Byte strings only store 8 bits per value, whereas String holds real Unicode characters. So if you want to work with Unicode then you have to convert to and from UTF-8 or UTF-16 all the time, which is more expensive than just using strings. Don't make the mistake of assuming that your program will only need ASCII. Unless its just throwaway code then one day someone will need to put in a Euro symbol (U+20AC) or accented characters, and your nice fast bytestring implementation will be irretrievably broken.
Byte strings make some things, like prepending to the start of a string, more expensive.
That said, if you need performance and you can represent your data purely in bytestrings, then do so.
The basic answer given, use ByteString, is correct. That said, all of the three answers before mine have inaccuracies.
Regarding UTF-8: whether this will be an issue or not depends entirely on what sort of processing you do with your strings. If you're simply treating them as single chunks of data (which includes operations such as concatenation, though not splitting), or doing certain limited byte-based operations (e.g., finding the length of the string in bytes, rather than the length in characters), you won't have any issues. If you are using I18N, there are enough other issues that simply using String rather than ByteString will start to fix only a very few of the problems you'll encounter.
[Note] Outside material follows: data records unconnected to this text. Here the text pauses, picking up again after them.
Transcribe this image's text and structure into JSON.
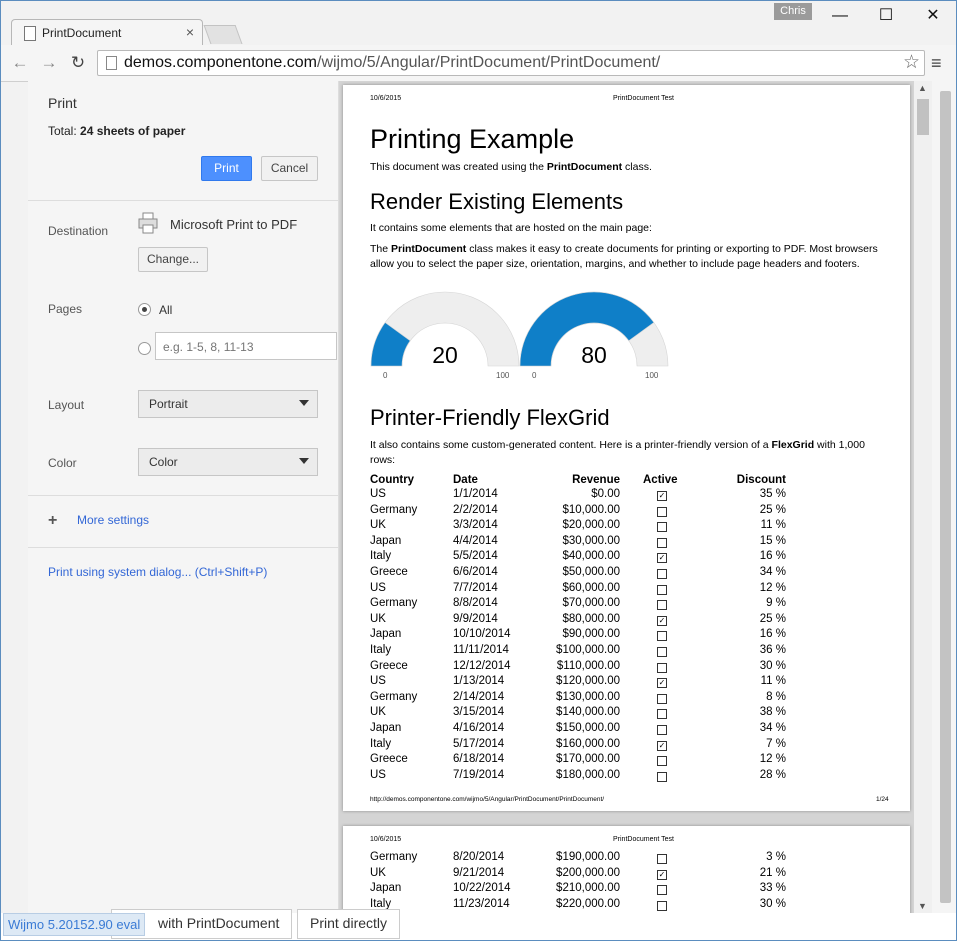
{
  "browser": {
    "tab_title": "PrintDocument",
    "tab_close": "×",
    "user": "Chris",
    "win_minimize": "—",
    "win_maximize": "☐",
    "win_close": "✕",
    "back": "←",
    "forward": "→",
    "reload": "↻",
    "url_host": "demos.componentone.com",
    "url_path": "/wijmo/5/Angular/PrintDocument/PrintDocument/",
    "star": "☆",
    "menu": "≡"
  },
  "print_panel": {
    "heading": "Print",
    "total_prefix": "Total: ",
    "total_value": "24 sheets of paper",
    "print_label": "Print",
    "cancel_label": "Cancel",
    "destination_label": "Destination",
    "destination_value": "Microsoft Print to PDF",
    "change_label": "Change...",
    "pages_label": "Pages",
    "pages_all": "All",
    "pages_placeholder": "e.g. 1-5, 8, 11-13",
    "layout_label": "Layout",
    "layout_value": "Portrait",
    "color_label": "Color",
    "color_value": "Color",
    "more_plus": "+",
    "more_settings": "More settings",
    "system_dialog": "Print using system dialog... (Ctrl+Shift+P)"
  },
  "document": {
    "header_date": "10/6/2015",
    "header_title": "PrintDocument Test",
    "h1": "Printing Example",
    "intro_pre": "This document was created using the ",
    "intro_bold": "PrintDocument",
    "intro_post": " class.",
    "h2_render": "Render Existing Elements",
    "render_p1": "It contains some elements that are hosted on the main page:",
    "render_p2_pre": "The ",
    "render_p2_bold": "PrintDocument",
    "render_p2_post": " class makes it easy to create documents for printing or exporting to PDF. Most browsers allow you to select the paper size, orientation, margins, and whether to include page headers and footers.",
    "gauges": [
      {
        "value": 20,
        "min": "0",
        "max": "100",
        "label": "20"
      },
      {
        "value": 80,
        "min": "0",
        "max": "100",
        "label": "80"
      }
    ],
    "h2_grid": "Printer-Friendly FlexGrid",
    "grid_p_pre": "It also contains some custom-generated content. Here is a printer-friendly version of a ",
    "grid_p_bold": "FlexGrid",
    "grid_p_post": " with 1,000 rows:",
    "columns": [
      "Country",
      "Date",
      "Revenue",
      "Active",
      "Discount"
    ],
    "rows": [
      [
        "US",
        "1/1/2014",
        "$0.00",
        true,
        "35 %"
      ],
      [
        "Germany",
        "2/2/2014",
        "$10,000.00",
        false,
        "25 %"
      ],
      [
        "UK",
        "3/3/2014",
        "$20,000.00",
        false,
        "11 %"
      ],
      [
        "Japan",
        "4/4/2014",
        "$30,000.00",
        false,
        "15 %"
      ],
      [
        "Italy",
        "5/5/2014",
        "$40,000.00",
        true,
        "16 %"
      ],
      [
        "Greece",
        "6/6/2014",
        "$50,000.00",
        false,
        "34 %"
      ],
      [
        "US",
        "7/7/2014",
        "$60,000.00",
        false,
        "12 %"
      ],
      [
        "Germany",
        "8/8/2014",
        "$70,000.00",
        false,
        "9 %"
      ],
      [
        "UK",
        "9/9/2014",
        "$80,000.00",
        true,
        "25 %"
      ],
      [
        "Japan",
        "10/10/2014",
        "$90,000.00",
        false,
        "16 %"
      ],
      [
        "Italy",
        "11/11/2014",
        "$100,000.00",
        false,
        "36 %"
      ],
      [
        "Greece",
        "12/12/2014",
        "$110,000.00",
        false,
        "30 %"
      ],
      [
        "US",
        "1/13/2014",
        "$120,000.00",
        true,
        "11 %"
      ],
      [
        "Germany",
        "2/14/2014",
        "$130,000.00",
        false,
        "8 %"
      ],
      [
        "UK",
        "3/15/2014",
        "$140,000.00",
        false,
        "38 %"
      ],
      [
        "Japan",
        "4/16/2014",
        "$150,000.00",
        false,
        "34 %"
      ],
      [
        "Italy",
        "5/17/2014",
        "$160,000.00",
        true,
        "7 %"
      ],
      [
        "Greece",
        "6/18/2014",
        "$170,000.00",
        false,
        "12 %"
      ],
      [
        "US",
        "7/19/2014",
        "$180,000.00",
        false,
        "28 %"
      ]
    ],
    "footer_url": "http://demos.componentone.com/wijmo/5/Angular/PrintDocument/PrintDocument/",
    "footer_page": "1/24",
    "page2_rows": [
      [
        "Germany",
        "8/20/2014",
        "$190,000.00",
        false,
        "3 %"
      ],
      [
        "UK",
        "9/21/2014",
        "$200,000.00",
        true,
        "21 %"
      ],
      [
        "Japan",
        "10/22/2014",
        "$210,000.00",
        false,
        "33 %"
      ],
      [
        "Italy",
        "11/23/2014",
        "$220,000.00",
        false,
        "30 %"
      ]
    ]
  },
  "status": {
    "text": "Wijmo 5.20152.90 eval",
    "button1": "with PrintDocument",
    "button2": "Print directly"
  },
  "colors": {
    "gauge_fill": "#0f7fc8",
    "gauge_track": "#eeeeee",
    "print_button": "#4d90fe",
    "link": "#3367d6"
  }
}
Prepending single bytes to the front of a ByteString is probably more expensive than doing the same for a String. However, if you're doing a lot of this, it's probably possible to find ways of dealing with your particular problem that are cheaper.
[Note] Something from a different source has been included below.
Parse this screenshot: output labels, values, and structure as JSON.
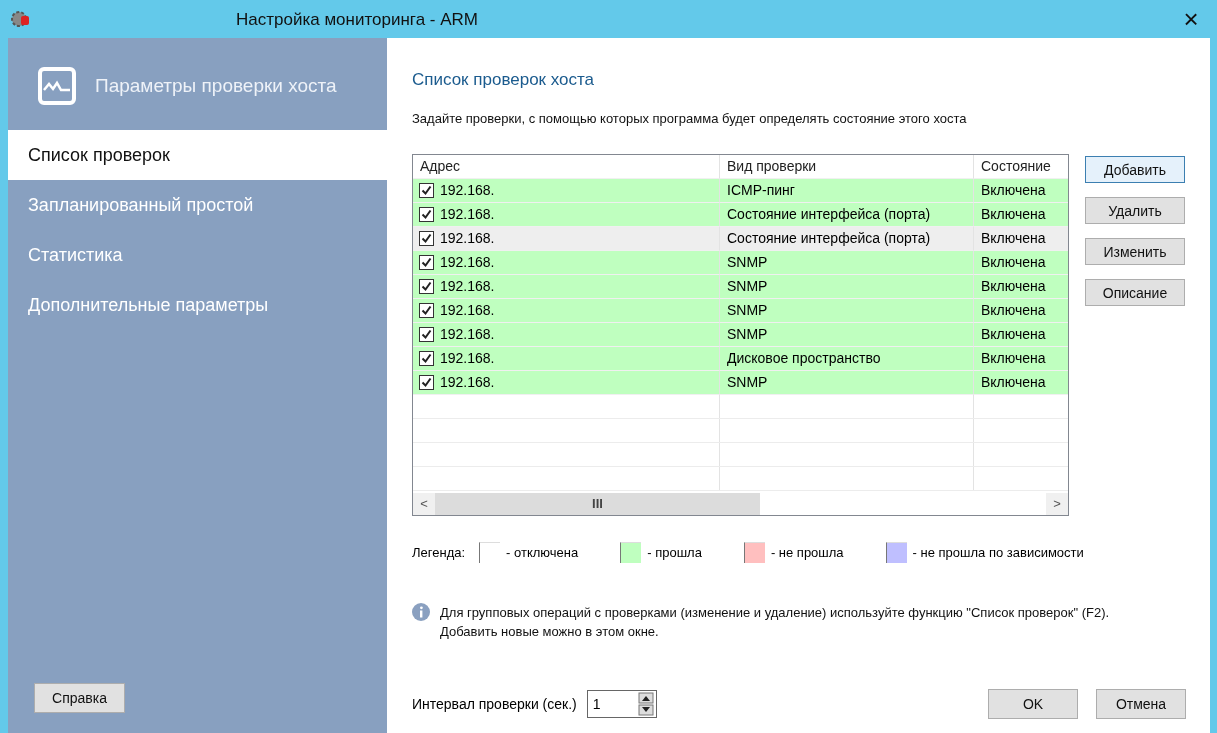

But the end result would be, for the poster of the original question: yes, Strings are inefficient in Haskell, though rather handy. If you're worried about efficiency, use ByteStrings, and view them as either arrays of Char8 or Word8, depending on your purpose (ASCII/ISO-8859-1 vs Unicode of some sort, or just arbitrary binary data). Generally, use Lazy ByteStrings (where prepending to the start of a string is actually a very fast operation) unless you know why you want non-lazy ones (which is usually wrapped up in an appreciation of the performance aspects of lazy evaluation).
For what it's worth, I am building an automated trading system entirely in Haskell, and one of the things we need to do is very quickly parse a market data feed we receive over a network connection. I can handle reading and parsing 300 messages per second with a negligable amount of CPU; as far as handling this data goes, GHC-compiled Haskell performs close enough to C that it's nowhere near entering my list of notable issues.